Carrión y sus hombres están en una situación desesperada, reculando hacia la popa de La Capitana esperando la muerte. Pero la suerte acudió esta vez en su ayuda. La driza de la verga mayor quedó a su alcance, y la cortó de un tajo. Cuerdas, palos y velamen cayeron sobre cubierta creando un parapeto entre españoles y japones, que aprovecharon los mosqueteros y los arcabuceros para causar un buen número de bajas al enemigo. Carrión vio la duda en el rostro de los asaltantes y lanzó a sus hombres al ataque.

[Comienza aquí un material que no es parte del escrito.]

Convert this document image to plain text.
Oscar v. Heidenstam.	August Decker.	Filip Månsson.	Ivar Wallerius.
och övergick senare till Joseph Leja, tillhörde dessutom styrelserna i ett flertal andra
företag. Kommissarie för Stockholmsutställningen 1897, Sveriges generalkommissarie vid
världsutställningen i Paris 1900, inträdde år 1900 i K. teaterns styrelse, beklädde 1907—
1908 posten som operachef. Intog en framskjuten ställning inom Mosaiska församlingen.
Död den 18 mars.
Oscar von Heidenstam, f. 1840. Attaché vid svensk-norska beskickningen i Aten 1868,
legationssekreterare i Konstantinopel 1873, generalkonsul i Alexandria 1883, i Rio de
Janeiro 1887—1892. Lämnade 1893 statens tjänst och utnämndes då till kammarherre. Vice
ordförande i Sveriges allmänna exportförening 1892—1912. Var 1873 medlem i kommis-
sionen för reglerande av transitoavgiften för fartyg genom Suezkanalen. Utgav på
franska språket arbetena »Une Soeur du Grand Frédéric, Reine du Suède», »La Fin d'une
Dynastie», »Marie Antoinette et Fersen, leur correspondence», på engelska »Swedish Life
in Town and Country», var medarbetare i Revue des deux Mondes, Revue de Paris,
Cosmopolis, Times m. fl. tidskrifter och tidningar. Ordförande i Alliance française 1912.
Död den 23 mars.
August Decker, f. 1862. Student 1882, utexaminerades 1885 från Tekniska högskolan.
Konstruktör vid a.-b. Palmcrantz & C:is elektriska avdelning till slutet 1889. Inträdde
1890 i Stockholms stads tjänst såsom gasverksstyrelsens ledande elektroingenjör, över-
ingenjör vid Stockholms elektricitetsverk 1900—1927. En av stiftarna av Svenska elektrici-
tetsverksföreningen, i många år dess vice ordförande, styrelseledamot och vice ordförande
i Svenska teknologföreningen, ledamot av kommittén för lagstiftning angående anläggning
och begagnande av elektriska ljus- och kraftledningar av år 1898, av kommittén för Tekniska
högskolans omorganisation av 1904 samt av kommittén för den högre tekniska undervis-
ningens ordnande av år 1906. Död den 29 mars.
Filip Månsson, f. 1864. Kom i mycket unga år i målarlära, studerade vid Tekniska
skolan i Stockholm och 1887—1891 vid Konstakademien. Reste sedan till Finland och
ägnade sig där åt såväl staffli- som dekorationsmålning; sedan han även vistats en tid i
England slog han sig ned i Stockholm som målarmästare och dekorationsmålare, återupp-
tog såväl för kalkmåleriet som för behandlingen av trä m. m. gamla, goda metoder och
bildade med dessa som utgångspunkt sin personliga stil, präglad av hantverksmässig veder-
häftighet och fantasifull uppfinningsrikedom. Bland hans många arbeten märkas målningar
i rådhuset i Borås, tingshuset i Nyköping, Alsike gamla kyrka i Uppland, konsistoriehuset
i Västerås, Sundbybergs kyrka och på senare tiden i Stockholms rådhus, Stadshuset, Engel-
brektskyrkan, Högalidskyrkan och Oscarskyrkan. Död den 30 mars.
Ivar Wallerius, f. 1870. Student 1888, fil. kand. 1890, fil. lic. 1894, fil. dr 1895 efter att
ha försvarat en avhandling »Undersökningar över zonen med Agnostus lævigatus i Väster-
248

Los piqueros y los rodeleros se abalanzaron sobre los piratas, que comenzaron a retroceder ante el arrojo de aquellos demonios surgidos del mar. En ese momento llegó uno de los navíos ligeros que acompañaba a la galera, el San Yusepe, que cañoneó a la nave japonesa obligándoles a batirse en retirada. Muchos ronin, guerreros mercenarios, se lanzaron al agua para intentar huir a nado, pero el peso de las armaduras los envió al fondo del mar. En aquel primer encuentro entre dos mundos, los japoneses aprendieron que pelear con aquellos hombres revestidos de acero, barbudos, narigudos y malolientes, no era buen negocio.
Pero aquí no acaba la historia. El grueso de los hombres de Tay Fusa esperaba más arriba, y Carrión y sus hombres no dudan en remontar el río y atravesar la zona donde están anclados los 20 barcos nipones, cañoneando y disparando por doquier, y dejando a su paso un buen número de enemigos muertos. El capitán elige entonces desembarcar a sus hombres y ordena cavar trincheras y bajar los cañones y los falconetes de los barcos, de modo que los pocos españoles que quedaban, estaban ya fortificados cuando Tay Fusa reorganizó sus tropas para aniquilar a "esos demonios surgidos del mar". Más de 500 mercenarios contra 60 o 70 españoles.
El jefe de los corsarios ofreció a Carrión oro y libertad a cambio de la rendición, pero el capitán lo rechazó. Los japoneses, confiados en la seguridad de su victoria por la superioridad numérica aplastante, asaltaron en masa por tres veces las trincheras, llegando incluso a agarrar las picas de los soldados españoles para arrebatárselas, pero Carrión, perro viejo, había ordenado que fueran untadas con sebo para hacerlas resbaladizas. La disciplina de los métodos de guerra españoles, las mejores armaduras y el acero toledano se impusieron a las catanas y al coraje de los corsarios que emprendieron la retirada.
Tras la victoria, y para asentar la presencia española en la zona, Carrión y los pocos hombres que quedaban en pie fundaron allí la ciudad de Nueva Segovia. Lo último que conocemos del destino de Carrión nos llega gracias una carta de Juan Bautista Román, factor y veedor de la Real Hacienda de Filipinas, al virrey de Nueva España donde cuenta los combates que se produjeron en la zona y donde expone al virrey la necesidad que tienen los hombres de Carrión de recibir socorro. Ahí se pierde la pista de este aventurero, marino, empresario, descubridor y soldado. No sabemos si finalmente alcanzó la fortuna que buscaba en aquel remoto rincón del mundo, pero su hazaña ha sobrevivido al olvido, al menos, para alguno de nosotros.